A real breakpoint makes entries in the breakpoint filter for all offsets at the given line. Various flow control commands will also use the breakpoint filter to add and remove temporary "internal breakpoints" required during the flow operation. Ensure that we never remove a breakpoint filter entry if there was already one there due to a breakpoint (or really any other reason).
Small stepping, which is stepping over sub-expressions (kinda), worked but was a little goofy. The mode was set on the client, passed over with control flow commands, placed on the execution context, then retrieved from there and used by those same flow commands. Removed the execution context part of it, since it was useless, and factored grabbing the offsets into the flow cmds where they belong instead of doing it all the time.
The run cmd also had some notion of small stepping, but you'll note it was never sent over the wire. Nuked that, since it never mattered anyway.
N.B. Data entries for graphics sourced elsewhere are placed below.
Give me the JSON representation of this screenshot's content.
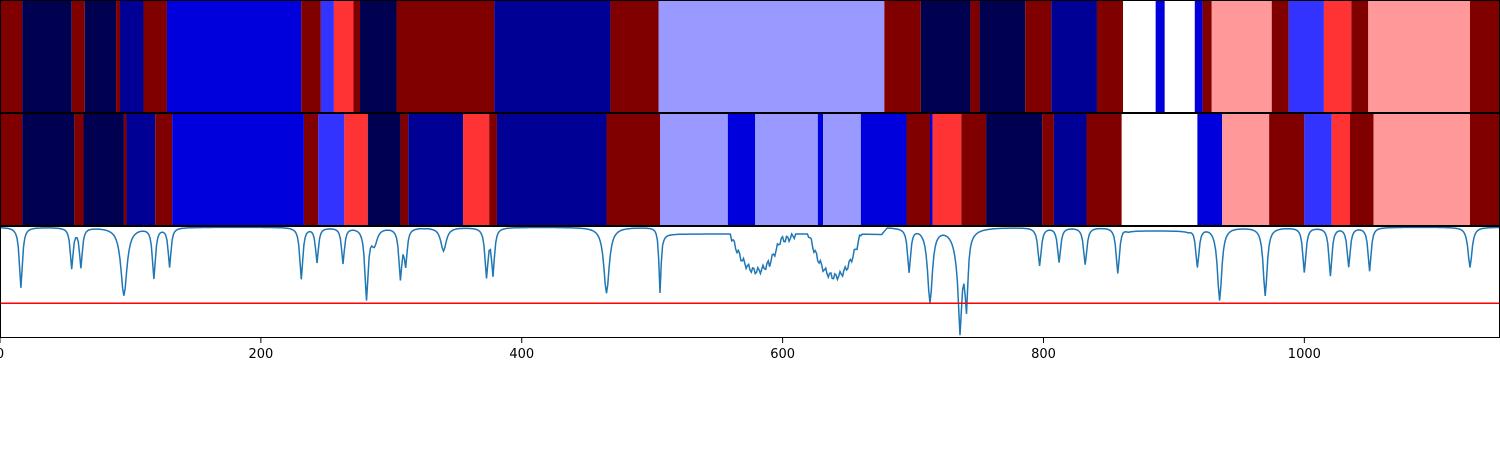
{
  "chart_data": {
    "type": "heatmap",
    "title": "",
    "xlim": [
      0,
      1150
    ],
    "colors": {
      "white": "#ffffff",
      "dark_red": "#800000",
      "red": "#ff3333",
      "light_red": "#ff9999",
      "navy": "#000050",
      "dark_blue": "#000094",
      "blue": "#0000dd",
      "medium_blue": "#3333ff",
      "light_blue": "#9999ff"
    },
    "tracks": [
      {
        "segments": [
          [
            0,
            17,
            "dark_red"
          ],
          [
            17,
            55,
            "navy"
          ],
          [
            55,
            65,
            "dark_red"
          ],
          [
            65,
            89,
            "navy"
          ],
          [
            89,
            92,
            "dark_red"
          ],
          [
            92,
            110,
            "dark_blue"
          ],
          [
            110,
            128,
            "dark_red"
          ],
          [
            128,
            231,
            "blue"
          ],
          [
            231,
            246,
            "dark_red"
          ],
          [
            246,
            256,
            "medium_blue"
          ],
          [
            256,
            271,
            "red"
          ],
          [
            271,
            276,
            "dark_red"
          ],
          [
            276,
            304,
            "navy"
          ],
          [
            304,
            379,
            "dark_red"
          ],
          [
            379,
            468,
            "dark_blue"
          ],
          [
            468,
            505,
            "dark_red"
          ],
          [
            505,
            678,
            "light_blue"
          ],
          [
            678,
            706,
            "dark_red"
          ],
          [
            706,
            744,
            "navy"
          ],
          [
            744,
            751,
            "dark_red"
          ],
          [
            751,
            786,
            "navy"
          ],
          [
            786,
            806,
            "dark_red"
          ],
          [
            806,
            841,
            "dark_blue"
          ],
          [
            841,
            861,
            "dark_red"
          ],
          [
            861,
            886,
            "white"
          ],
          [
            886,
            893,
            "blue"
          ],
          [
            893,
            916,
            "white"
          ],
          [
            916,
            922,
            "blue"
          ],
          [
            922,
            929,
            "dark_red"
          ],
          [
            929,
            975,
            "light_red"
          ],
          [
            975,
            988,
            "dark_red"
          ],
          [
            988,
            1015,
            "medium_blue"
          ],
          [
            1015,
            1036,
            "red"
          ],
          [
            1036,
            1049,
            "dark_red"
          ],
          [
            1049,
            1127,
            "light_red"
          ],
          [
            1127,
            1150,
            "dark_red"
          ]
        ]
      },
      {
        "segments": [
          [
            0,
            17,
            "dark_red"
          ],
          [
            17,
            57,
            "navy"
          ],
          [
            57,
            64,
            "dark_red"
          ],
          [
            64,
            95,
            "navy"
          ],
          [
            95,
            97,
            "dark_red"
          ],
          [
            97,
            119,
            "dark_blue"
          ],
          [
            119,
            132,
            "dark_red"
          ],
          [
            132,
            233,
            "blue"
          ],
          [
            233,
            244,
            "dark_red"
          ],
          [
            244,
            264,
            "medium_blue"
          ],
          [
            264,
            282,
            "red"
          ],
          [
            282,
            307,
            "navy"
          ],
          [
            307,
            313,
            "dark_red"
          ],
          [
            313,
            355,
            "dark_blue"
          ],
          [
            355,
            375,
            "red"
          ],
          [
            375,
            381,
            "dark_red"
          ],
          [
            381,
            465,
            "dark_blue"
          ],
          [
            465,
            506,
            "dark_red"
          ],
          [
            506,
            558,
            "light_blue"
          ],
          [
            558,
            579,
            "blue"
          ],
          [
            579,
            627,
            "light_blue"
          ],
          [
            627,
            631,
            "blue"
          ],
          [
            631,
            660,
            "light_blue"
          ],
          [
            660,
            695,
            "blue"
          ],
          [
            695,
            713,
            "dark_red"
          ],
          [
            713,
            715,
            "blue"
          ],
          [
            715,
            737,
            "red"
          ],
          [
            737,
            756,
            "dark_red"
          ],
          [
            756,
            799,
            "navy"
          ],
          [
            799,
            808,
            "dark_red"
          ],
          [
            808,
            833,
            "dark_blue"
          ],
          [
            833,
            860,
            "dark_red"
          ],
          [
            860,
            918,
            "white"
          ],
          [
            918,
            937,
            "blue"
          ],
          [
            937,
            973,
            "light_red"
          ],
          [
            973,
            1000,
            "dark_red"
          ],
          [
            1000,
            1021,
            "medium_blue"
          ],
          [
            1021,
            1035,
            "red"
          ],
          [
            1035,
            1053,
            "dark_red"
          ],
          [
            1053,
            1127,
            "light_red"
          ],
          [
            1127,
            1150,
            "dark_red"
          ]
        ]
      }
    ],
    "line_panel": {
      "ylim": [
        0,
        1
      ],
      "threshold": 0.31,
      "line_color": "#1f77b4",
      "threshold_color": "#ff0000",
      "baseline": 0.99,
      "dips": [
        [
          16,
          0.45,
          1.4
        ],
        [
          55,
          0.63,
          1.3
        ],
        [
          62,
          0.64,
          1.3
        ],
        [
          95,
          0.38,
          2.8
        ],
        [
          118,
          0.54,
          1.4
        ],
        [
          130,
          0.64,
          1.3
        ],
        [
          231,
          0.53,
          1.4
        ],
        [
          243,
          0.68,
          1.3
        ],
        [
          263,
          0.67,
          1.3
        ],
        [
          281,
          0.36,
          1.5
        ],
        [
          287,
          0.85,
          2.5
        ],
        [
          307,
          0.55,
          1.4
        ],
        [
          311,
          0.68,
          1.3
        ],
        [
          340,
          0.78,
          2.5
        ],
        [
          373,
          0.56,
          1.4
        ],
        [
          378,
          0.58,
          1.3
        ],
        [
          465,
          0.4,
          2.5
        ],
        [
          506,
          0.42,
          1.0
        ],
        [
          713,
          0.33,
          2.2
        ],
        [
          736,
          0.62,
          4.0
        ],
        [
          736,
          0.44,
          1.3
        ],
        [
          741,
          0.4,
          1.3
        ],
        [
          697,
          0.6,
          1.4
        ],
        [
          797,
          0.65,
          1.5
        ],
        [
          812,
          0.68,
          1.4
        ],
        [
          832,
          0.66,
          1.5
        ],
        [
          857,
          0.58,
          1.5
        ],
        [
          918,
          0.64,
          1.5
        ],
        [
          935,
          0.34,
          2.0
        ],
        [
          970,
          0.38,
          1.8
        ],
        [
          1000,
          0.59,
          1.4
        ],
        [
          1020,
          0.56,
          1.4
        ],
        [
          1034,
          0.64,
          1.4
        ],
        [
          1050,
          0.6,
          1.4
        ],
        [
          1127,
          0.63,
          1.8
        ]
      ],
      "plateaus": [
        [
          505,
          680,
          0.93
        ],
        [
          861,
          915,
          0.96
        ]
      ],
      "plateau_dips": [
        [
          560,
          600,
          0.6
        ],
        [
          620,
          660,
          0.55
        ],
        [
          590,
          610,
          0.88
        ]
      ]
    },
    "x_ticks": [
      {
        "value": 0,
        "label": "0"
      },
      {
        "value": 200,
        "label": "200"
      },
      {
        "value": 400,
        "label": "400"
      },
      {
        "value": 600,
        "label": "600"
      },
      {
        "value": 800,
        "label": "800"
      },
      {
        "value": 1000,
        "label": "1000"
      }
    ]
  }
}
Add reasonable behavior for stepping within continuations (generators). Stepping over a yield now does what one would expect. When the generator is driven from a C++ extension like ASIO, the next logical execution point is after the yield statement, and that's where we'll stop now. When driven from PHP, say in a loop calling send(), the next execution point is in fact the call site of send(), so we go there. Stepping off the end of the generator function, goes to the caller of send(), or the caller of the C++ extension. Stepping _out_ of a generator driven by a C++ extension ensures that we go to the caller and not back into the generator again. The logic for both cases is exactly the same. The difference comes from the fact that we don't actually debug C++ extensions.
This also fixes a long-standing problem where breakpoints would interfere with control flow cmds on the same source line. This caused funny behavior, like taking multiple steps to get off of a breakpoint.